Try deleting one of the output files (e.g. the one for number 3) and see what happens. Luigi will only reprocess this file and of course the average building task [2].

Accessing log files

But what happens if we have an error in one of our tasks? Lets mimic a problem by including the lines

if self.number == 3:
    raise ValueError("This is in purpose")

to the run function of the RandomNumberTask. Now delete all output files and re-start the processing:

===== Luigi Execution Summary =====

Scheduled 11 tasks of which:
* 9 ran successfully:
    - 9 RandomNumberTask(git_hash=5507aad90c07101f53cb88a2f28dfa74029c499d, number=0) ...
* 1 failed:
    - 1 RandomNumberTask(git_hash=5507aad90c07101f53cb88a2f28dfa74029c499d, number=3)
* 1 were left pending, among these:
    * 1 had failed dependencies:
        - 1 AveragerTask(git_hash=5507aad90c07101f53cb88a2f28dfa74029c499d)

This progress looks :( because there were failed tasks

===== Luigi Execution Summary =====

As one of the RandomNumberTask has failed, it will also not process the AveragerTask. If you want to have a look into what has has gone wrong, you can have a look into the log files. They are stored in a folder called logs in your current working directory. You will find a file called RandomNumberTask_stderr for our erroneous task with number 3 with the correct exception.

After fixing the task, b2luigi will reprocess the failed one and the AveragerTask.

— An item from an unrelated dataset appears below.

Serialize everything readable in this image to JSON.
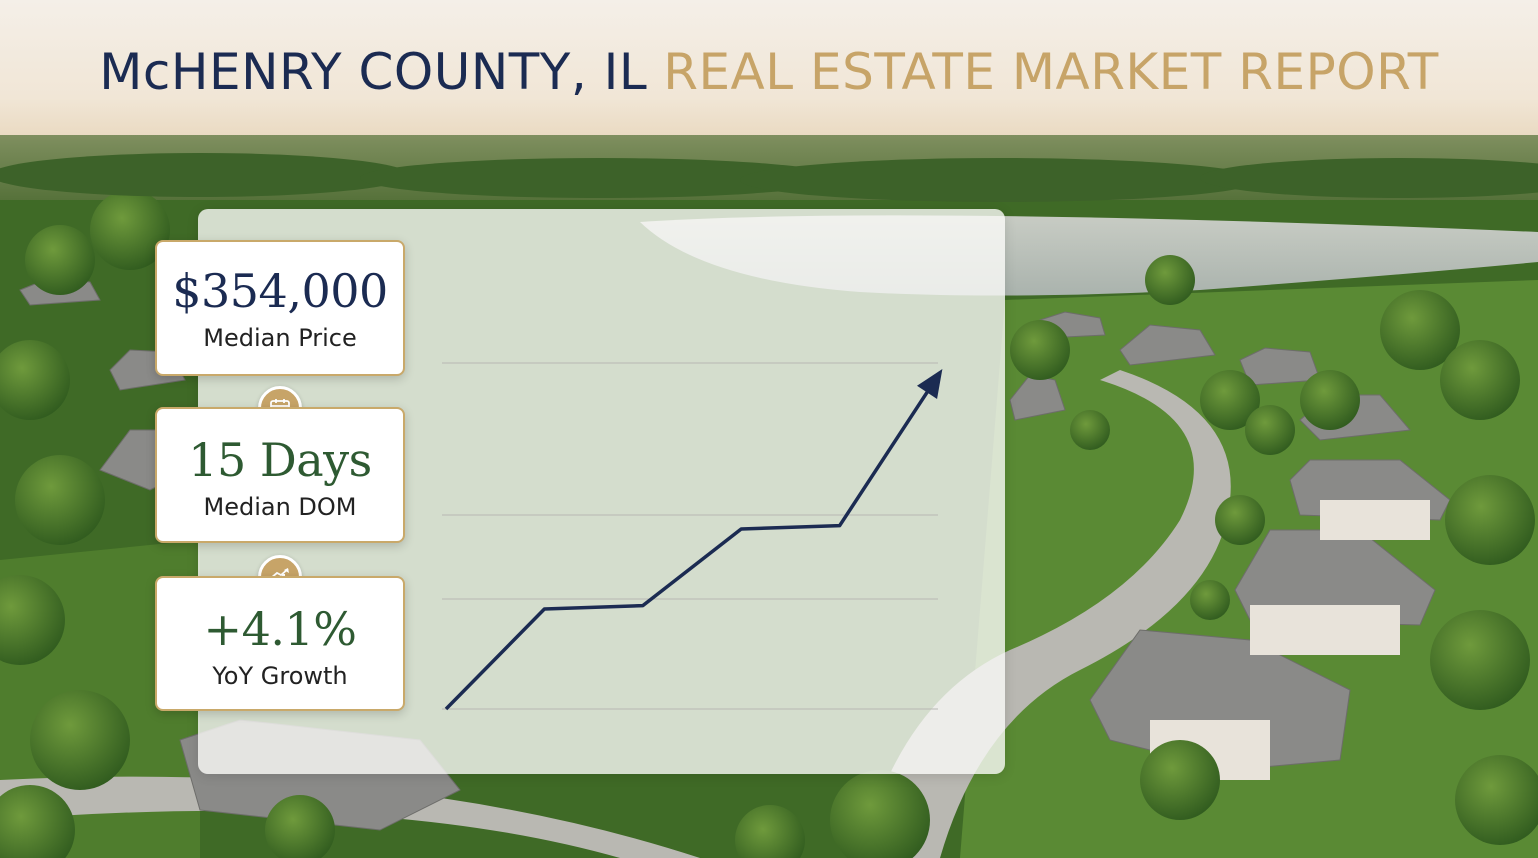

You can go on with scheduling jobs on the queue system in Submitting to the Batch System. Or have a look into more advanced examples in Advanced Examples.

luigi documentation: http://luigi.readthedocs.io/en/stable/

[1]b2luigi defines a super set of the luigi features, so if you already worked with luigi, you can feel comfortable and just use the luigi features. But there is more to discover!
[2]If you have already worked with luigi you might note, that this behaviour is different from the default luigi one.